(147a) Amino Acid Sequence Controls Electron Transport in Peptides and Heme-Binding Peptide Monolayers

Proteins play a key role in biological electron transport, but the structure-function relationships governing the electronic properties of peptides are not fully understood. In this talk, I will discuss the role of amino acid sequence on electron transport in peptides using a combination of single-molecule experiments, molecular dynamics (MD) simulations, and quantum transport calculations. In recent work, we observed an unexpected two-state molecular conductance behavior for peptides across several different amino acid sequences. A high-conductance state arises due to a defined secondary structure (beta turn or 3-10 helices), and a low-conductance state arises for extended peptide structures. These results highlight the importance of intramolecular H-bonding and helical conformations on electron transport in peptides. Active learning is combined with experiments, theory, and simulations to understand and predict the electronic properties of large libraries of peptides with different amino acid sequences, including 324 tetrapeptides and 5832 pentapeptides.
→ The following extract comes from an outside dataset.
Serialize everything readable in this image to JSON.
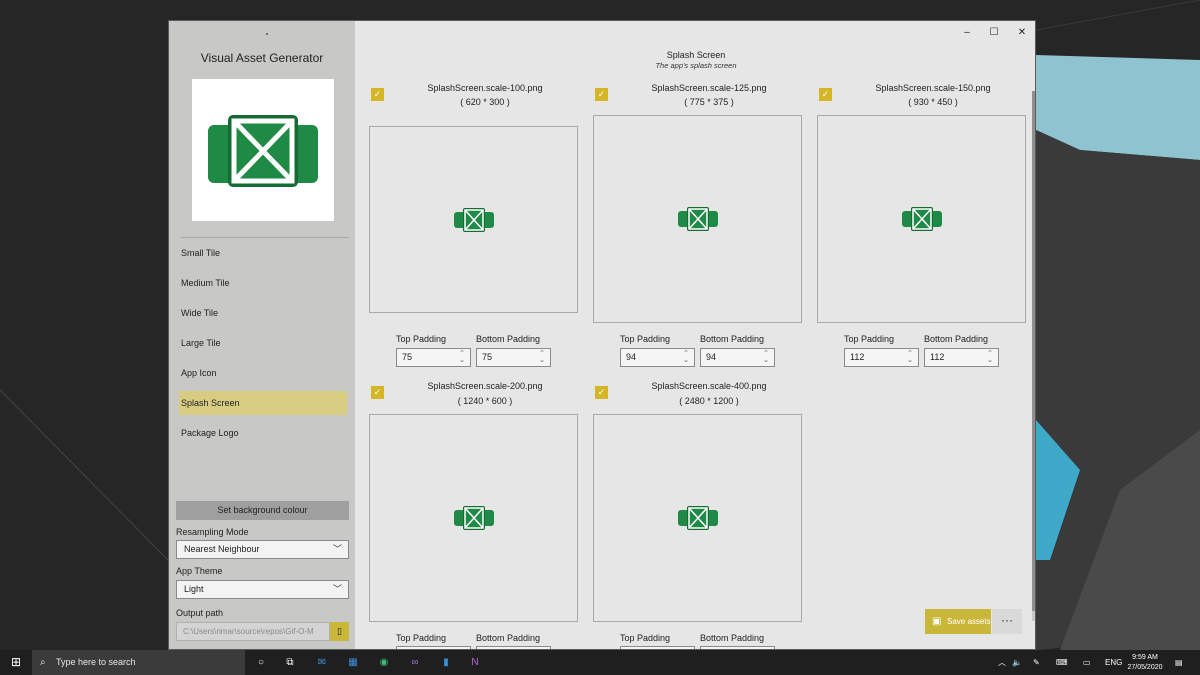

Using this approach, we demonstrate the ability to predict the electronic properties of folded molecular structures across a broad range of amino acid sequences. In a second project, the electronic properties of a series of heme-binding peptides based on cytochrome bc1 are studied using molecular electronics experiments and simulations. Self-assembled monolayers (SAMs) are prepared using sequence-defined heme-binding peptides capable of forming helical secondary structures. Following monolayer formation, the structural properties and chemical composition of assembled peptides are determined using atomic force microscopy (AFM) and X-ray photoelectron spectroscopy (XPS), and the electronic properties (I-V curves) are characterized using a soft contact liquid metal electrode method based on eutectic gallium-indium alloys (EGaIn). Our results show a striking 1000-fold increase in current density across SAM junctions upon addition of heme compared to identical peptide sequences in the absence of heme, while maintaining a constant junction thickness. These findings show that amino acid sequence directly controls enhancements in electron transport in heme-binding peptides. Overall, this work highlights the role of amino acid sequence in determining the electronic properties of synthetic peptides inspired by nature, providing new avenues for the design of functional bioelectronic materials.